No major complications were observed in this study. All patients presented normal DRA and PRA pulse at two hours postprocedure and at 30 days, denoting no cases of clinical RAO. Most studies (5, 10, 12–16, 19) described low or no events of RAO with the DRA approach, suggesting less access to the radial artery in the DRA approach than in the conventional PRA approach. In contrast, Koutouzis et al. (18) found high rates of RAO of both DRA and PRA access. Sinha et al. (22) studied RAO after transradial diagnostic and therapeutic coronary interventions in 1945 patients and showed 17.4%, 13.6% and 5.1% RAO with Doppler study at 1 day, 1 month and 6 months, respectively; moreover, in addition to the occlusion, all patients were asymptomatic, and the radial pulse was still palpable in some patients (5.9%, 5.8% and 3.4% of all patients evaluated had loss of pulse, respectively). As the evaluation of patency was performed only with clinical evaluation, RAO might be underdiagnosed in our study. Postprocedure follow-up Doppler evaluation is encouraged in future studies to diagnose eventual subclinical RAO.

This study has some limitations. Procedure time, radiation dose and fluoroscopy time were not evaluated since the objective of the study was focused on the access site for abdominopelvic procedures. As different types of interventional procedures were included, these data would exceed the scope of the study and would not yield relevant information. Future studies should include information on radiation and procedure time and a control group that undergoes the same range of procedures through transfemoral and/or PRA approaches, to obtain sufficient data for comparison. Unfortunately, no data was taken regarding puncture time or attempts. This information could allow comparison to non-ultrasound-guided puncture or puncture of sites other than distal radial. Future research on this field should include this data.

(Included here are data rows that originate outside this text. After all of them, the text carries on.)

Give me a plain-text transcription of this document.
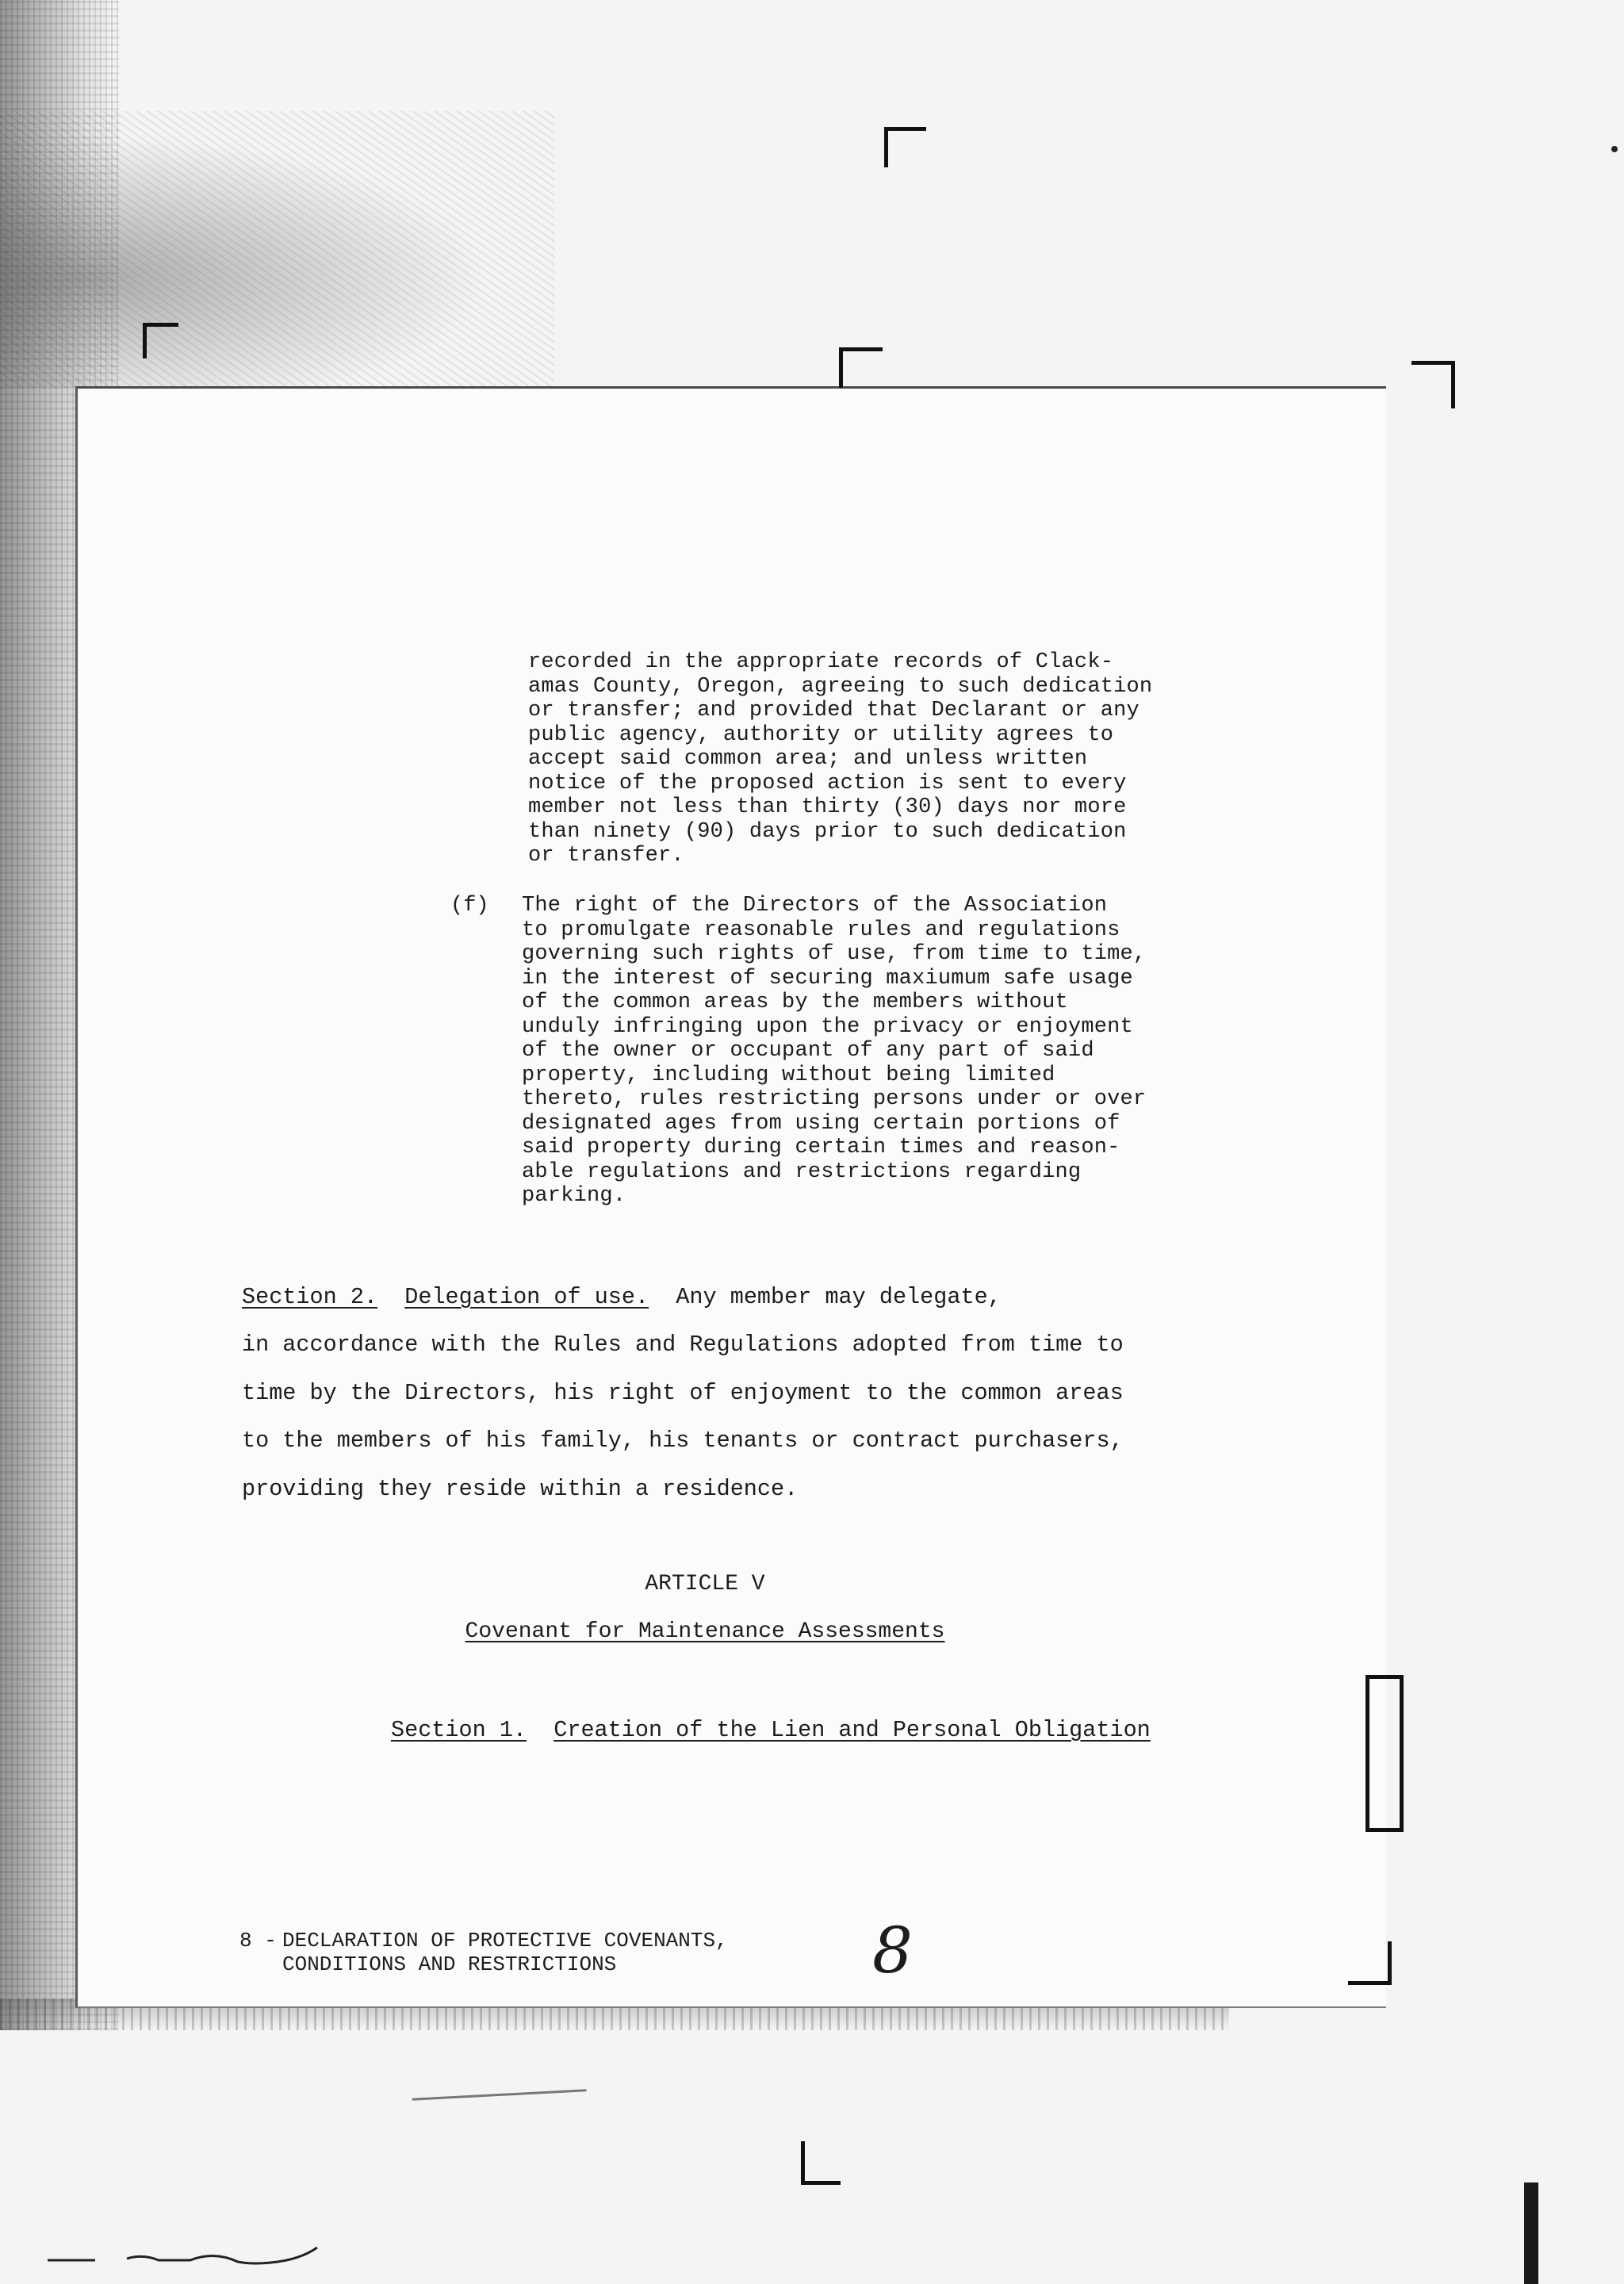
recorded in the appropriate records of Clack-
amas County, Oregon, agreeing to such dedication
or transfer; and provided that Declarant or any
public agency, authority or utility agrees to
accept said common area; and unless written
notice of the proposed action is sent to every
member not less than thirty (30) days nor more
than ninety (90) days prior to such dedication
or transfer.

(f) The right of the Directors of the Association
to promulgate reasonable rules and regulations
governing such rights of use, from time to time,
in the interest of securing maxiumum safe usage
of the common areas by the members without
unduly infringing upon the privacy or enjoyment
of the owner or occupant of any part of said
property, including without being limited
thereto, rules restricting persons under or over
designated ages from using certain portions of
said property during certain times and reason-
able regulations and restrictions regarding
parking.

Section 2. Delegation of use.  Any member may delegate,

in accordance with the Rules and Regulations adopted from time to
time by the Directors, his right of enjoyment to the common areas
to the members of his family, his tenants or contract purchasers,
providing they reside within a residence.

ARTICLE V
Covenant for Maintenance Assessments
Section 1. Creation of the Lien and Personal Obligation
8 - DECLARATION OF PROTECTIVE COVENANTS,
CONDITIONS AND RESTRICTIONS	8
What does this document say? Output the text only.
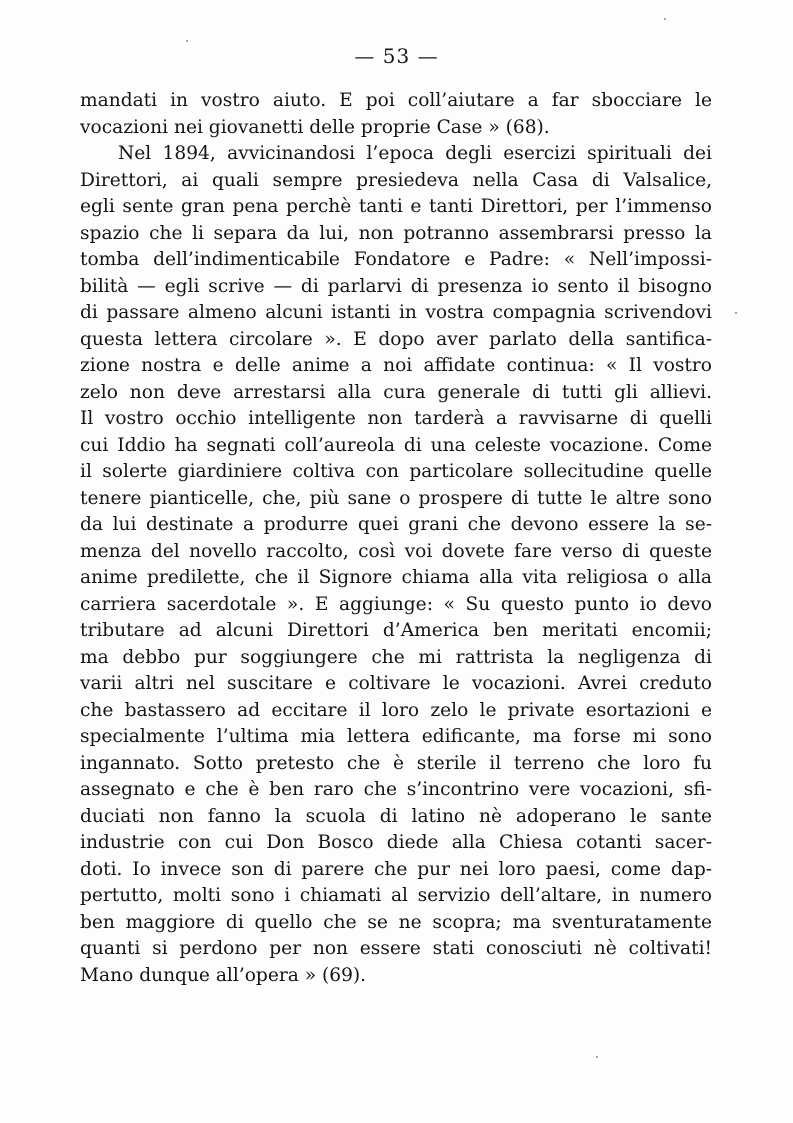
— 53 —
mandati in vostro aiuto. E poi coll’aiutare a far sbocciare le
vocazioni nei giovanetti delle proprie Case » (68).
Nel 1894, avvicinandosi l’epoca degli esercizi spirituali dei
Direttori, ai quali sempre presiedeva nella Casa di Valsalice,
egli sente gran pena perchè tanti e tanti Direttori, per l’immenso
spazio che li separa da lui, non potranno assembrarsi presso la
tomba dell’indimenticabile Fondatore e Padre: « Nell’impossi-
bilità — egli scrive — di parlarvi di presenza io sento il bisogno
di passare almeno alcuni istanti in vostra compagnia scrivendovi
questa lettera circolare ». E dopo aver parlato della santifica-
zione nostra e delle anime a noi affidate continua: « Il vostro
zelo non deve arrestarsi alla cura generale di tutti gli allievi.
Il vostro occhio intelligente non tarderà a ravvisarne di quelli
cui Iddio ha segnati coll’aureola di una celeste vocazione. Come
il solerte giardiniere coltiva con particolare sollecitudine quelle
tenere pianticelle, che, più sane o prospere di tutte le altre sono
da lui destinate a produrre quei grani che devono essere la se-
menza del novello raccolto, così voi dovete fare verso di queste
anime predilette, che il Signore chiama alla vita religiosa o alla
carriera sacerdotale ». E aggiunge: « Su questo punto io devo
tributare ad alcuni Direttori d’America ben meritati encomii;
ma debbo pur soggiungere che mi rattrista la negligenza di
varii altri nel suscitare e coltivare le vocazioni. Avrei creduto
che bastassero ad eccitare il loro zelo le private esortazioni e
specialmente l’ultima mia lettera edificante, ma forse mi sono
ingannato. Sotto pretesto che è sterile il terreno che loro fu
assegnato e che è ben raro che s’incontrino vere vocazioni, sfi-
duciati non fanno la scuola di latino nè adoperano le sante
industrie con cui Don Bosco diede alla Chiesa cotanti sacer-
doti. Io invece son di parere che pur nei loro paesi, come dap-
pertutto, molti sono i chiamati al servizio dell’altare, in numero
ben maggiore di quello che se ne scopra; ma sventuratamente
quanti si perdono per non essere stati conosciuti nè coltivati!
Mano dunque all’opera » (69).
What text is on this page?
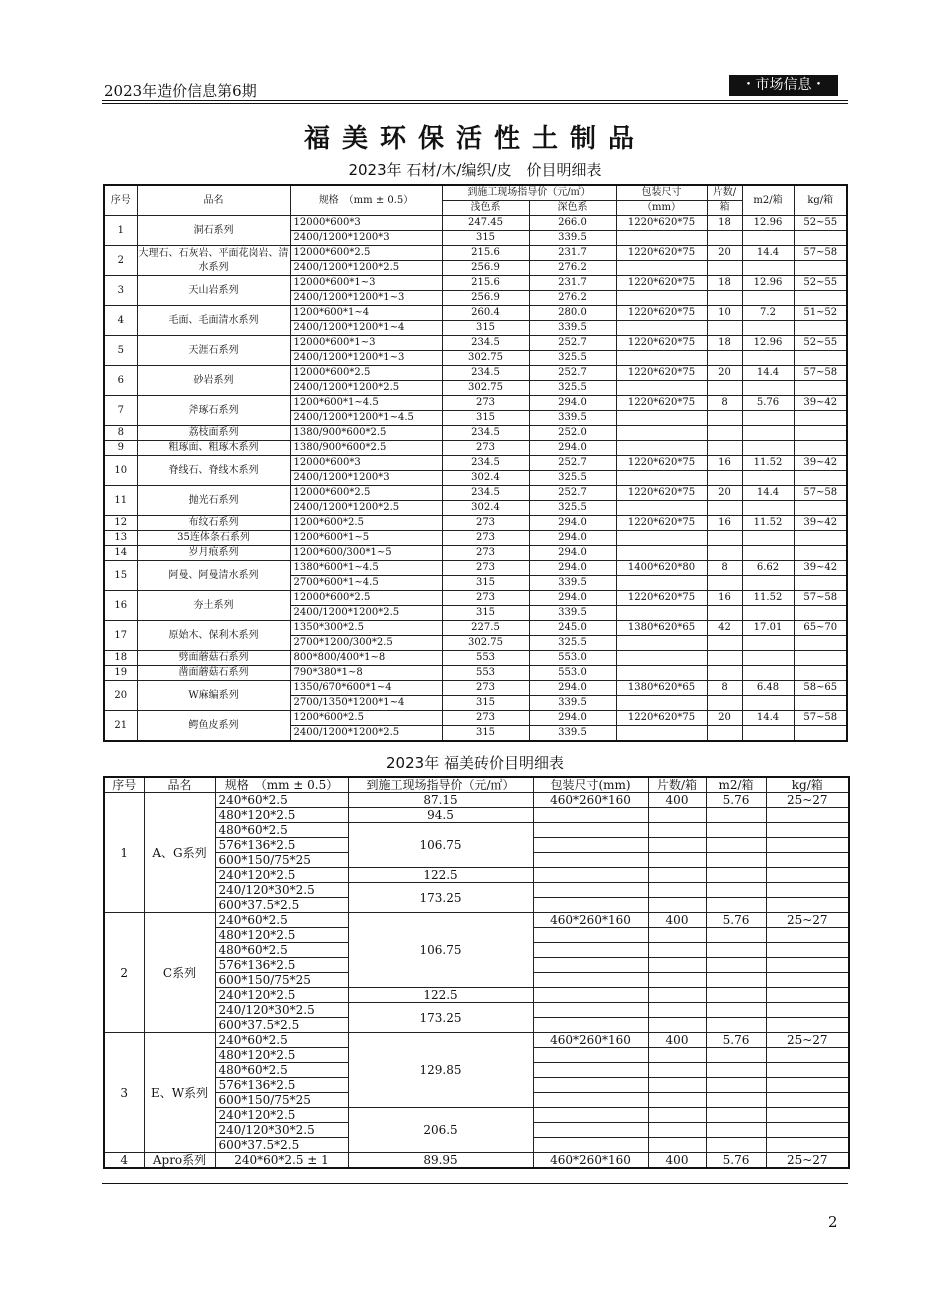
2023年造价信息第6期	・市场信息・
福美环保活性土制品
2023年 石材/木/编织/皮　价目明细表
序号	品名	规格　（mm ± 0.5）	到施工现场指导价（元/㎡）		包装尺寸	片数/	m2/箱	kg/箱
			浅色系	深色系	（mm）	箱		
1	洞石系列	12000*600*3	247.45	266.0	1220*620*75	18	12.96	52~55
		2400/1200*1200*3	315	339.5				
2	大理石、石灰岩、平面花岗岩、清水系列	12000*600*2.5	215.6	231.7	1220*620*75	20	14.4	57~58
		2400/1200*1200*2.5	256.9	276.2				
3	天山岩系列	12000*600*1~3	215.6	231.7	1220*620*75	18	12.96	52~55
		2400/1200*1200*1~3	256.9	276.2				
4	毛面、毛面清水系列	1200*600*1~4	260.4	280.0	1220*620*75	10	7.2	51~52
		2400/1200*1200*1~4	315	339.5				
5	天涯石系列	12000*600*1~3	234.5	252.7	1220*620*75	18	12.96	52~55
		2400/1200*1200*1~3	302.75	325.5				
6	砂岩系列	12000*600*2.5	234.5	252.7	1220*620*75	20	14.4	57~58
		2400/1200*1200*2.5	302.75	325.5				
7	斧琢石系列	1200*600*1~4.5	273	294.0	1220*620*75	8	5.76	39~42
		2400/1200*1200*1~4.5	315	339.5				
8	荔枝面系列	1380/900*600*2.5	234.5	252.0				
9	粗琢面、粗琢木系列	1380/900*600*2.5	273	294.0				
10	脊线石、脊线木系列	12000*600*3	234.5	252.7	1220*620*75	16	11.52	39~42
		2400/1200*1200*3	302.4	325.5				
11	抛光石系列	12000*600*2.5	234.5	252.7	1220*620*75	20	14.4	57~58
		2400/1200*1200*2.5	302.4	325.5				
12	布纹石系列	1200*600*2.5	273	294.0	1220*620*75	16	11.52	39~42
13	35连体条石系列	1200*600*1~5	273	294.0				
14	岁月痕系列	1200*600/300*1~5	273	294.0				
15	阿曼、阿曼清水系列	1380*600*1~4.5	273	294.0	1400*620*80	8	6.62	39~42
		2700*600*1~4.5	315	339.5				
16	夯土系列	12000*600*2.5	273	294.0	1220*620*75	16	11.52	57~58
		2400/1200*1200*2.5	315	339.5				
17	原始木、保利木系列	1350*300*2.5	227.5	245.0	1380*620*65	42	17.01	65~70
		2700*1200/300*2.5	302.75	325.5				
18	劈面蘑菇石系列	800*800/400*1~8	553	553.0				
19	凿面蘑菇石系列	790*380*1~8	553	553.0				
20	W麻编系列	1350/670*600*1~4	273	294.0	1380*620*65	8	6.48	58~65
		2700/1350*1200*1~4	315	339.5				
21	鳄鱼皮系列	1200*600*2.5	273	294.0	1220*620*75	20	14.4	57~58
		2400/1200*1200*2.5	315	339.5				
2023年 福美砖价目明细表
序号	品名	规格　（mm ± 0.5）	到施工现场指导价（元/㎡）	包装尺寸(mm)	片数/箱	m2/箱	kg/箱
1	A、G系列	240*60*2.5	87.15	460*260*160	400	5.76	25~27
		480*120*2.5	94.5				
		480*60*2.5	106.75				
		576*136*2.5					
		600*150/75*25					
		240*120*2.5	122.5				
		240/120*30*2.5	173.25				
		600*37.5*2.5					
2	C系列	240*60*2.5	106.75	460*260*160	400	5.76	25~27
		480*120*2.5					
		480*60*2.5					
		576*136*2.5					
		600*150/75*25					
		240*120*2.5	122.5				
		240/120*30*2.5	173.25				
		600*37.5*2.5					
3	E、W系列	240*60*2.5	129.85	460*260*160	400	5.76	25~27
		480*120*2.5					
		480*60*2.5					
		576*136*2.5					
		600*150/75*25					
		240*120*2.5	206.5				
		240/120*30*2.5					
		600*37.5*2.5					
4	Apro系列	240*60*2.5 ± 1	89.95	460*260*160	400	5.76	25~27
2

In conclusion, our study suggests that DRA access under ultrasound guidance for abdominopelvic interventional procedures is safe and feasible, with reproducible and high technical success rates and low complication incidences, in DRAs considered amenable to be safely punctured.

Main points.

• Distal radial access (DRA) improves operator and patient comfort during the procedure, especially when using the left radial approach, and is theoretically safer than radial access in the common wrist approach.

• We did not encounter postoperative complications related to the access site, such as pain, palsy, paresthesia, finger ischemia, bleeding, hematoma, and pseudoaneurysm.

• Based on our data, DRA access under ultrasound guidance seems to be safe and feasible, with reproducible and high technical success rates and low complication incidences.